Я сейчас оденусь и уйду с ними. А вы спите, пожалуйста, не обращайте на нас внимания.
«Не обращайте на нас внимания»… Хорошо ей было говорить это! Но могла ли спокойно уснуть Ия, когда мысль о том, что двадцать девочек встанут на утро с тяжелыми от бессонницы головами и рассеянно, невыспавшиеся и уставшие, примутся за обычные занятия? К тому же свет электричества, ярко освещавшего дортуар, звонкий шепот собеседниц, частые восклицания и громкие поцелуи, которыми воспитанницы щедро наделяли всеобщую любимицу, решительно не позволяли Ие забыться ни на минуту.
Нет, если это продлиться так целую неделю, — с ума можно сойти. Во что бы то ни стало необходимо, так или иначе, удалить отсюда больную наставницу… Ведь все равно она должна уехать не сегодня-завтра лечиться в Крым.
Так зачем же тянуть дело, зачем бесполезно трепать нервы детей этими бесконечными прощаниями. Завтра же необходимо поговорить с Лидией Павловной или с инспектором классов обо всем этом.
И, покончив на этом решении, Ия засунула голову между двух подушек, стараясь во что бы то ни стало заснуть.
Это ей удалось наконец сделать. Усталость взяла свое. И когда перед самым рассветом Магдалина Осиповна с бледным, измученным от бессонницы лицом вернулась в уголок за ширмами, новенькая наставница спала, как убитая, крепким сном.
Глава VI
— Неправда! Неправда! Ты не могла этого слышать.
— Да правда же, mesdames! Ей-богу!
— Ложь, не может этого быть?
— Ах ты. Господи!
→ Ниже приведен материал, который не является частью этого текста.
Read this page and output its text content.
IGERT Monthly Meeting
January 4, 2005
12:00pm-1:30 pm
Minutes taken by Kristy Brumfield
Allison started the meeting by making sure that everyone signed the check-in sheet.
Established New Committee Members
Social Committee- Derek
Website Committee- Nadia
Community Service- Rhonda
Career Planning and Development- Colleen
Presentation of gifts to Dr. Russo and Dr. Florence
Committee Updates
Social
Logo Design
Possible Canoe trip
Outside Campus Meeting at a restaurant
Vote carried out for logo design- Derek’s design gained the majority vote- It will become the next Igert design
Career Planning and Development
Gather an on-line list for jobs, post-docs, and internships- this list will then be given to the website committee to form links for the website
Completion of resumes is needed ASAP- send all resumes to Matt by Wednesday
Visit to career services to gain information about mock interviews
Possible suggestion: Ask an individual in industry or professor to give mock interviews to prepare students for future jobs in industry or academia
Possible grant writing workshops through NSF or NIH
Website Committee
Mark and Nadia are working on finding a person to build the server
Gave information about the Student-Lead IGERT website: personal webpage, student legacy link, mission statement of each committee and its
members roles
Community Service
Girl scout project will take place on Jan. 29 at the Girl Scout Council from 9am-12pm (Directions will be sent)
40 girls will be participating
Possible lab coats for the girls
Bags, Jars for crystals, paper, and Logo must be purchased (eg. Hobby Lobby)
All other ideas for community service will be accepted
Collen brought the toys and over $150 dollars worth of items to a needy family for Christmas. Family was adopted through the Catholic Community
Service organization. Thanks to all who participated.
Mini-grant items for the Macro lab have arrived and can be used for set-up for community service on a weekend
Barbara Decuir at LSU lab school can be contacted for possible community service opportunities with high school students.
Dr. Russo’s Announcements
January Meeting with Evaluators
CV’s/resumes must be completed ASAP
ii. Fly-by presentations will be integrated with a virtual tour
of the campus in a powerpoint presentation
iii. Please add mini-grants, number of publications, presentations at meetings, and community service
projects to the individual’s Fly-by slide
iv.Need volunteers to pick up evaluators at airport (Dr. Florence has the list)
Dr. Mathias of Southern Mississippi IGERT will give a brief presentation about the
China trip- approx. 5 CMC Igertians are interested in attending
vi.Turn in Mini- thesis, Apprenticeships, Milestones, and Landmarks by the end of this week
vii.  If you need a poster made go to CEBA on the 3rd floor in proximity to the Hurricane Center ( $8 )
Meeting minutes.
Не присягу же мне принимать, чтобы вы поверили!
— Она перекрестилась, mesdames! Смотрите. Нельзя же врать под крестом…
— Конечно…
— Ну неужели же это правда? Такое предательство!
— Такое бессердечие!
— И жестокость!
— Я же говорила вам, что она — змея!
— И изверг!
— Фурия!
— Просто ведьма с Лысой горы!
— Опомнитесь, что вы! Ведьма с этими белокурыми волосами и точеным личиком!
— Профессорша, не философствуй. Вспомни «Майскую ночь» Гоголя, его ведьму-мачеху. Разве обязательно, чтобы ведьма была уродка?
— Перестаньте болтать ерунду… Понять ничего нельзя. Дайте же по крайней мере договорить Шуре. Августова, рассказывай все, что слышала, по порядку. Ну!..
Голос Евы Ларской звучит по обыкновению властными нотками. Но то, что возмущает в ней в иное время ее одноклассниц, теперь проходит незамеченным ими. Сейчас не до «тона». Открытие, сделанное сейчас этой всеведущей и вездесущей Шурой, настолько захватило девочек, что все остальные вопросы отодвигаются далеко назад. Шура Августова внезапно делается центром внимания целого отделения. Ее берут по руки и ведут на кафедру. Перед нею расступаются, дают дорогу. Она сама взволнована больше остальных. Ее синие глаза горят. Вся она дрожит от волнения.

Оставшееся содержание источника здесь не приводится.